L’éruption du Piton de la Fournaise le 2 avril 2020

(Crédit photo: SAG/PGHM)

Piton de la Fournaise (Ile de la Réunion) : Le volcan la pété ! // New eruption !

17 heures (heure métropole) :Après une brève crise sismique superficielle le matin du2 avril 2020, entre 8h15 et 8h51 (heure locale), et après une accalmie de plus de 3h, le tremor volcanique, synonyme d’arrivée du magma à proximité de la surface, a été enregistré à partir de 12h20, heure à laquelle le Piton de la Fournaise est de nouveau entré à nouveau en éruption.

D’après les enregistrements de l’OVPF, la source du tremor est localisée sur le flanc Est, à l’intérieur de l’Enclos. Un survol réalisé par les gendarmes dans l’après-midi a permis de confirmer l’ouverture d’une fissure sur ce flanc, à environ 1,7 km du centre du cratère Dolomieu aux alentours de 1900 m d’altitude. Cette fissure se situe en léger contrebas de l’éruption du 10-16 février 2020. Lors du survol, les fontaines de lave ne semblaient pas dépasser 30 mètres de hauteur. .

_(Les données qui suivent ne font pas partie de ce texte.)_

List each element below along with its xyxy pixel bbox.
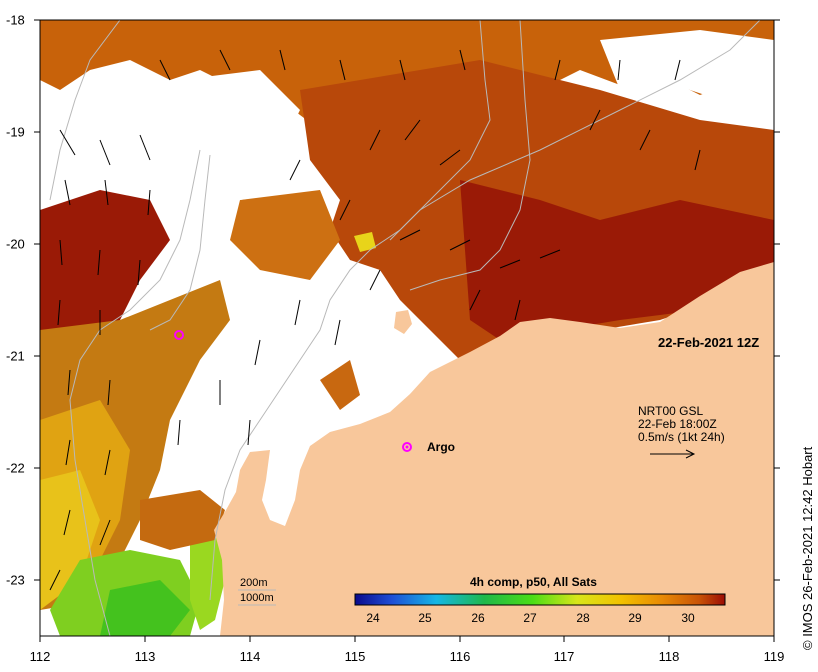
colorbar — [354, 593, 726, 606]
gsl-line: NRT00 GSL — [638, 404, 704, 418]
depth-1000-label: 1000m — [240, 592, 274, 604]
date-label: 22-Feb-2021 12Z — [658, 335, 760, 350]
bathymetry-contours — [49, 20, 761, 636]
colorbar-tick: 25 — [418, 611, 432, 625]
y-tick-label: -21 — [6, 348, 25, 364]
colorbar-tick: 24 — [366, 611, 380, 625]
x-tick-label: 116 — [449, 649, 471, 664]
depth-200-label: 200m — [240, 577, 268, 589]
credit-label: © IMOS 26-Feb-2021 12:42 Hobart — [800, 446, 815, 650]
colorbar-tick: 28 — [576, 611, 590, 625]
colorbar-tick: 26 — [471, 611, 485, 625]
current-vectors — [49, 49, 701, 591]
x-tick-label: 115 — [344, 649, 366, 664]
colorbar-tick: 29 — [628, 611, 642, 625]
y-tick-label: -23 — [6, 572, 25, 588]
scale-arrow — [650, 449, 696, 459]
x-tick-label: 119 — [763, 649, 785, 664]
gsl-line: 0.5m/s (1kt 24h) — [638, 430, 725, 444]
x-tick-label: 118 — [658, 649, 680, 664]
gsl-line: 22-Feb 18:00Z — [638, 417, 717, 431]
land — [214, 262, 774, 636]
axis-ticks — [34, 19, 780, 642]
y-tick-label: -19 — [6, 124, 25, 140]
offshore-island — [394, 310, 412, 334]
x-tick-label: 113 — [134, 649, 156, 664]
x-tick-label: 112 — [29, 649, 51, 664]
y-tick-label: -20 — [6, 236, 25, 252]
x-tick-label: 114 — [239, 649, 261, 664]
colorbar-tick: 30 — [681, 611, 695, 625]
plot-border — [39, 19, 775, 637]
argo-marker — [174, 330, 412, 452]
argo-label: Argo — [427, 440, 455, 454]
colorbar-tick: 27 — [523, 611, 537, 625]
x-tick-label: 117 — [553, 649, 575, 664]
colorbar-title: 4h comp, p50, All Sats — [470, 575, 597, 589]
y-tick-label: -18 — [6, 12, 25, 28]
current-source-label: NRT00 GSL 22-Feb 18:00Z 0.5m/s (1kt 24h) — [638, 405, 725, 444]
sst-field — [40, 20, 774, 636]
y-tick-label: -22 — [6, 460, 25, 476]
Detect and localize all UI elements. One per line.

L’accès du public à l’Enclos Fouqué, depuis le sentier du Pas de Bellecombe ou depuis tout autre sentier, ainsi que le poser d’aéronefs dans la zone du volcan, sont interdits jusqu’à nouvel avis. La période de confinement liée à l’épidémie de COVID-19 renforce bien sûr cette interdiction.

Source : Journal de l’Ile, Réunion la 1ère.

A cause du confinement imposé par le gouvernement, je ne diffuserai pas de photos prises par des particuliers qui risqueraient de se trouver en difficulté.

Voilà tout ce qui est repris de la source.